第61話 不穏

文字数 1,959文字

 やはり恥ずかしくて、(げん)の顔を正面から見ることができない。昨晩、あんなことやこんなことをしたことが、されてしまったことが次々と思い出されてくる。

「え、えっと、何だか色々と逆になってしまったね。(きり)の国に帰ったら、威候(いこう)冬香(とうか)に婚姻の許しを貰わないと。許してくれるだろうか。君主ではなくなった僕に」

 昨日の夜にあんなことやこんなことをしておいて、今更そんなことを玄は気にしているのかと思ったら、華仙(かせん)は少しだけおかしくなってくる。
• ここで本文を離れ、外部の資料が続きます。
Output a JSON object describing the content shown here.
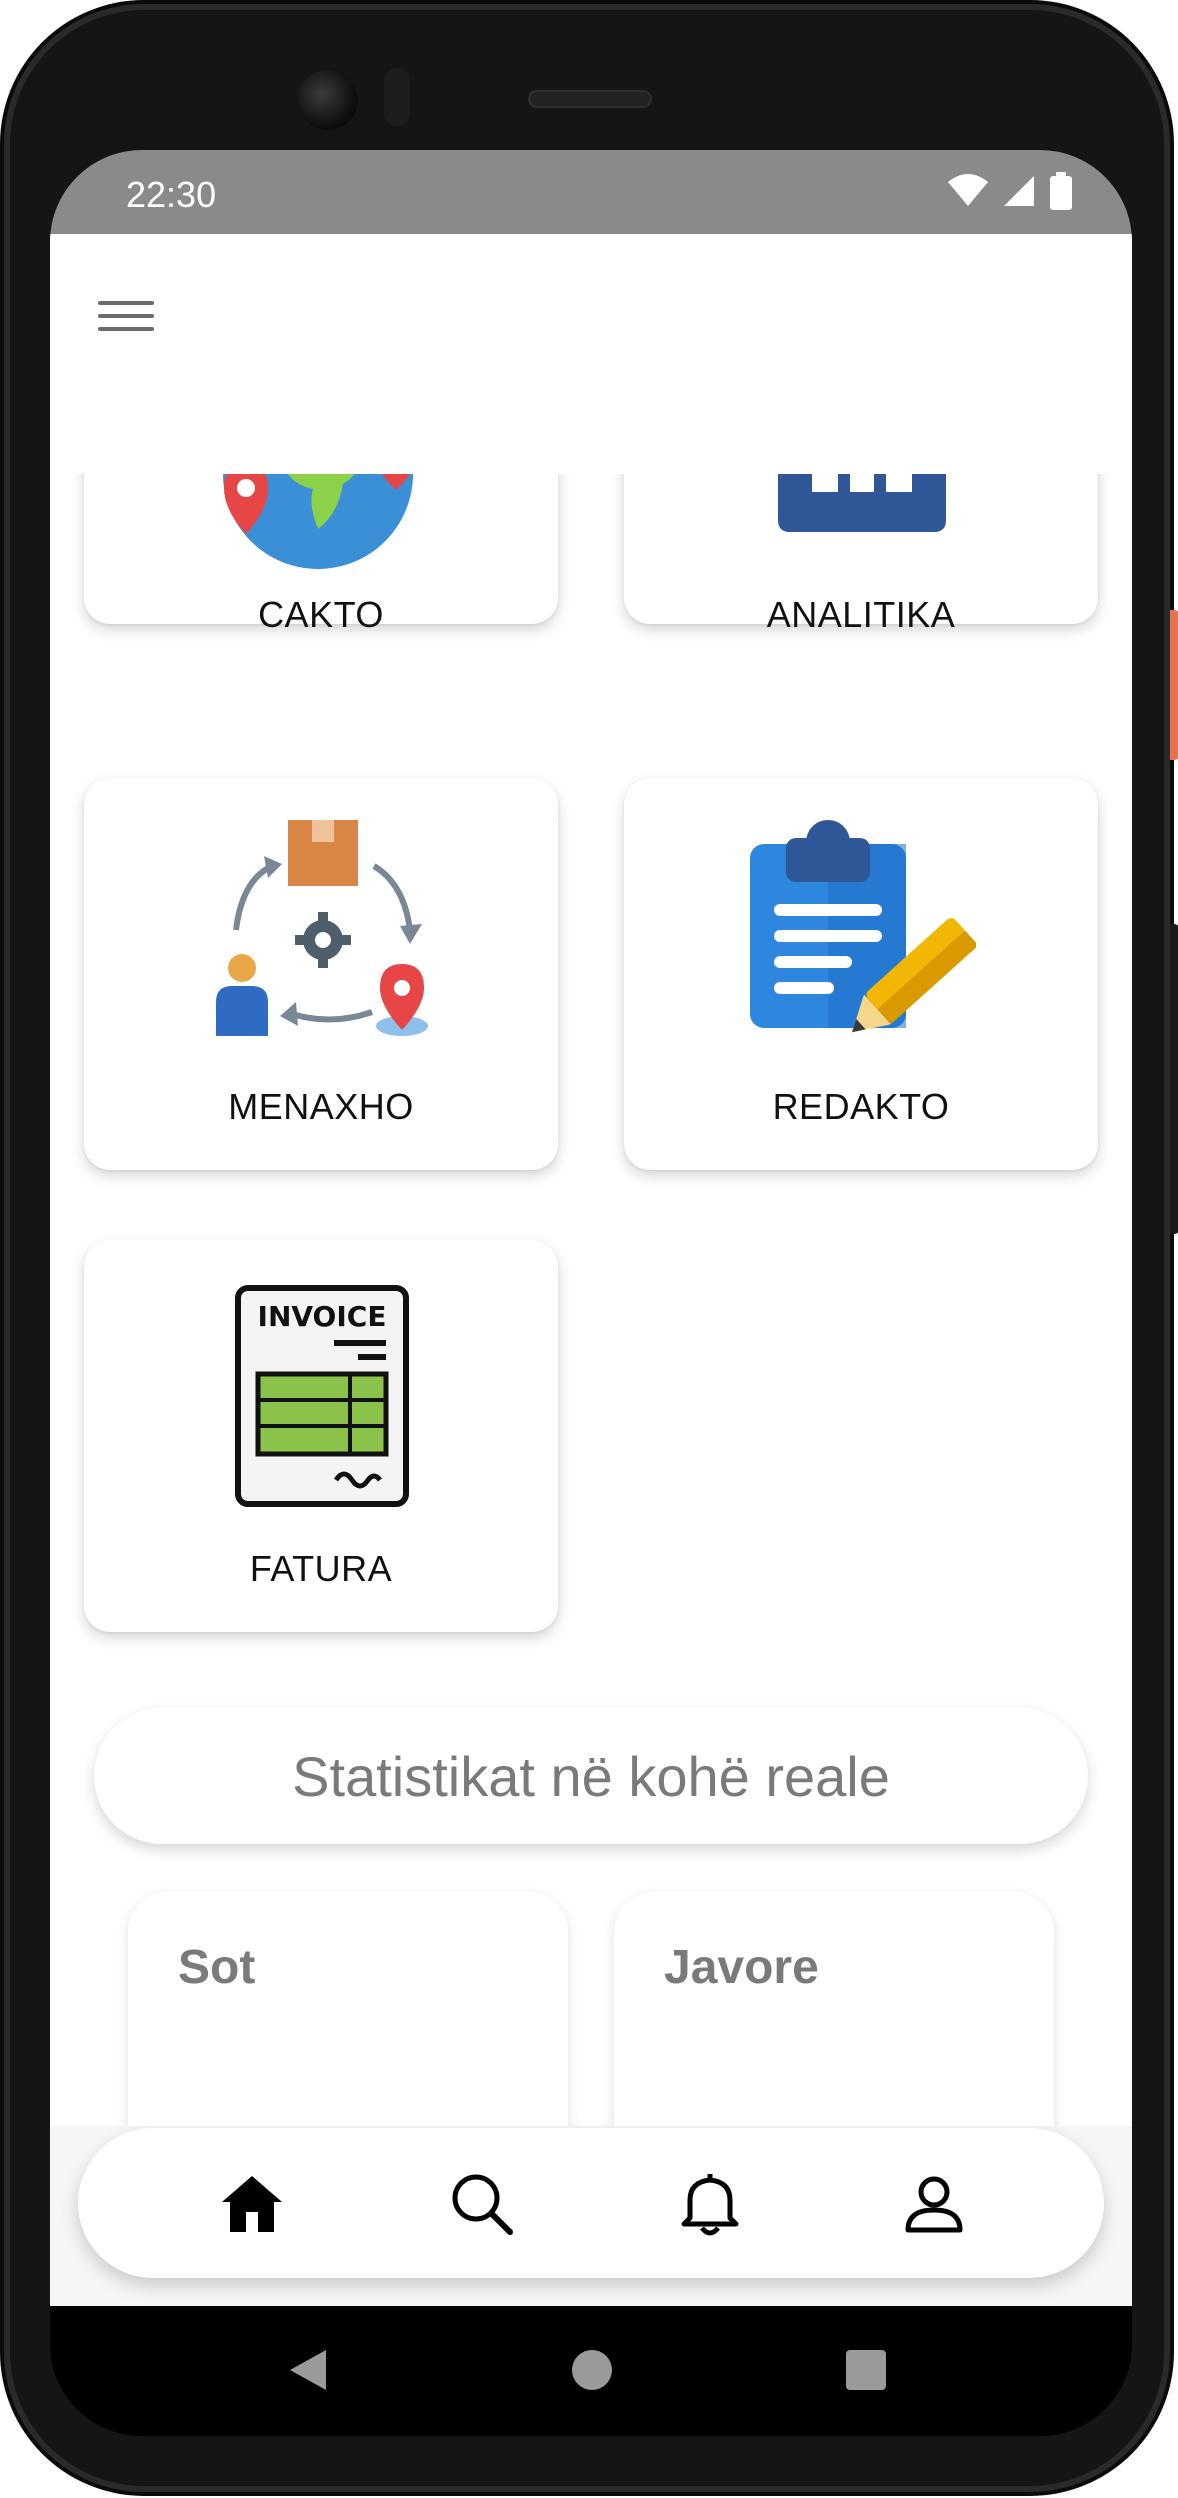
{
  "status_bar": {
    "time": "22:30",
    "icons": [
      "wifi-icon",
      "cell-signal-icon",
      "battery-icon"
    ]
  },
  "app_bar": {
    "menu_icon": "hamburger-menu-icon"
  },
  "tiles": [
    {
      "label": "CAKTO",
      "icon": "globe-location-icon"
    },
    {
      "label": "ANALITIKA",
      "icon": "bar-chart-icon"
    },
    {
      "label": "MENAXHO",
      "icon": "logistics-cycle-icon"
    },
    {
      "label": "REDAKTO",
      "icon": "clipboard-edit-icon"
    },
    {
      "label": "FATURA",
      "icon": "invoice-icon",
      "icon_text": "INVOICE"
    }
  ],
  "stats": {
    "heading": "Statistikat në kohë reale",
    "cards": [
      {
        "title": "Sot"
      },
      {
        "title": "Javore"
      }
    ]
  },
  "bottom_nav": [
    "home-icon",
    "search-icon",
    "bell-icon",
    "user-icon"
  ],
  "system_nav": [
    "back-icon",
    "home-circle-icon",
    "recents-icon"
  ],
  "colors": {
    "status_bar": "#8a8a8a",
    "card_bg": "#ffffff",
    "muted_text": "#7a7a7a",
    "accent_orange": "#e6734f"
  }
}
 少しだけ気持ちがほぐれ笑いを堪えるような顔をする華仙を見て、玄は馬鹿にされたのかと思ったのか口を尖らせた。

「そんな顔をしなくてもいいじゃないか。ことは姫とも呼ばれている娘のことなんだ。威侯だって流石に何ていうか。それに、順序も逆だし……」

 順序って、変なことにこだわるのねと華仙は思う。それとも、それは玄に限ったことではなくて、男性とはそういうものなのだろうか。今度、母親の冬香に訊いてみようと思う華仙だった。
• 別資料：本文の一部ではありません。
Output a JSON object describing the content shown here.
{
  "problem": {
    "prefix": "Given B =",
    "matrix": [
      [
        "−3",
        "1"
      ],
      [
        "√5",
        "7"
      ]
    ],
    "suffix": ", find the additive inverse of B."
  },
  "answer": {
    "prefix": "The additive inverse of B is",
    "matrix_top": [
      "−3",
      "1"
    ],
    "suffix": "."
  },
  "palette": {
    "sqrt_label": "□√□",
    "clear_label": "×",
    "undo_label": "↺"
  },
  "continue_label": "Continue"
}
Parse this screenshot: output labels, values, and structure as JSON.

「大丈夫よ。父上も母上も喜んで認めてくれるわ。私たちが子供の頃から周りは、それこそ霧の国の皆が私たちは婚姻を結ぶって思っているのよ」
「それはそうかもしれないけど……皆がそう思うのと、本当にそうなるのとは違う話かと……」

 やはり玄は納得できないようだった。
 こういうところは相変わらず煮え切らないわね。そんなことを思った華仙だったが、一方ではそれを気にかけてくれる玄が嬉しかったりもした。

「大丈夫よ、玄。必ず皆が祝福してくれるわ」

 そう言って笑顔を浮かべた華仙に対して、玄は眩しそうな表情を返したのだった。




 それからの数週間は華仙にとっては本当に幸せな日々だった。玄と他愛もないことで笑い合い、二人で先々のことも沢山語りあった。霧の国の行く末を思うと少しだけ気が重くもなったが、それはその時に考えればいいと二人で結論づけたりもした。

 そのような日々の中で夏徳(かとく)が何度か玄の下を訪れていた。その度に華仙は席を外すようにと玄に言われたので、華仙自身は二人が何を話していたのかは分からない。
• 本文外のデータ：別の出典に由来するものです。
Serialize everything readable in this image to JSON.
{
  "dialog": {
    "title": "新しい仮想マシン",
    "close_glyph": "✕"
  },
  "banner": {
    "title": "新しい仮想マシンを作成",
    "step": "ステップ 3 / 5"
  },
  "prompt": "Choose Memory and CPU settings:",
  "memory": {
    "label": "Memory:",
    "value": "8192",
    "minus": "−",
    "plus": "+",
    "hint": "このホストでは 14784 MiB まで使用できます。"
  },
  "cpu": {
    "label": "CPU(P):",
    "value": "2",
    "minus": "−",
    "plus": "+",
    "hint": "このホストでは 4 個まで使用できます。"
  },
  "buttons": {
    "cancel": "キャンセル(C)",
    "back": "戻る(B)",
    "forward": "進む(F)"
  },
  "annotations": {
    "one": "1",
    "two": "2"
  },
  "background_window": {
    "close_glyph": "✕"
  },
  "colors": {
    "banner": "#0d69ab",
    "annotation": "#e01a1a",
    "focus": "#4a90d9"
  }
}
 本人は書物で得た知識でしかないと言っているが、玄には戦いで人を指揮する能力があるのだろうと華仙は思っている。それは今までの実績から見ても明らかなことに思えた。
 
 となれば、(よう)の国で軍師としてその力を発揮してほしいとでも言われているのだろうか。しかし、玄がそのような話を承諾するとも思えなかった。体調のこともあるが、玄が戦場に立つことを自ら望むことはないだろうと思う。

 それは自分にしても同じなのだと華仙は思う。次に自分が剣を握るとすれば、玄を守る時だけだ。これからも霧の国の民たちが陽の国の要請で、再び戦場に赴かなければならない時もきっとあるのだろう。

 だけれども、その時にも華仙自身は戦場に赴くつもりはなかった。その時、民たちを率いる役目は父の威侯や武芸の師でもある黄帯に任せるつもりだった。それに、華仙が以前のように戦場に赴くことを玄がきっと許さないだろう。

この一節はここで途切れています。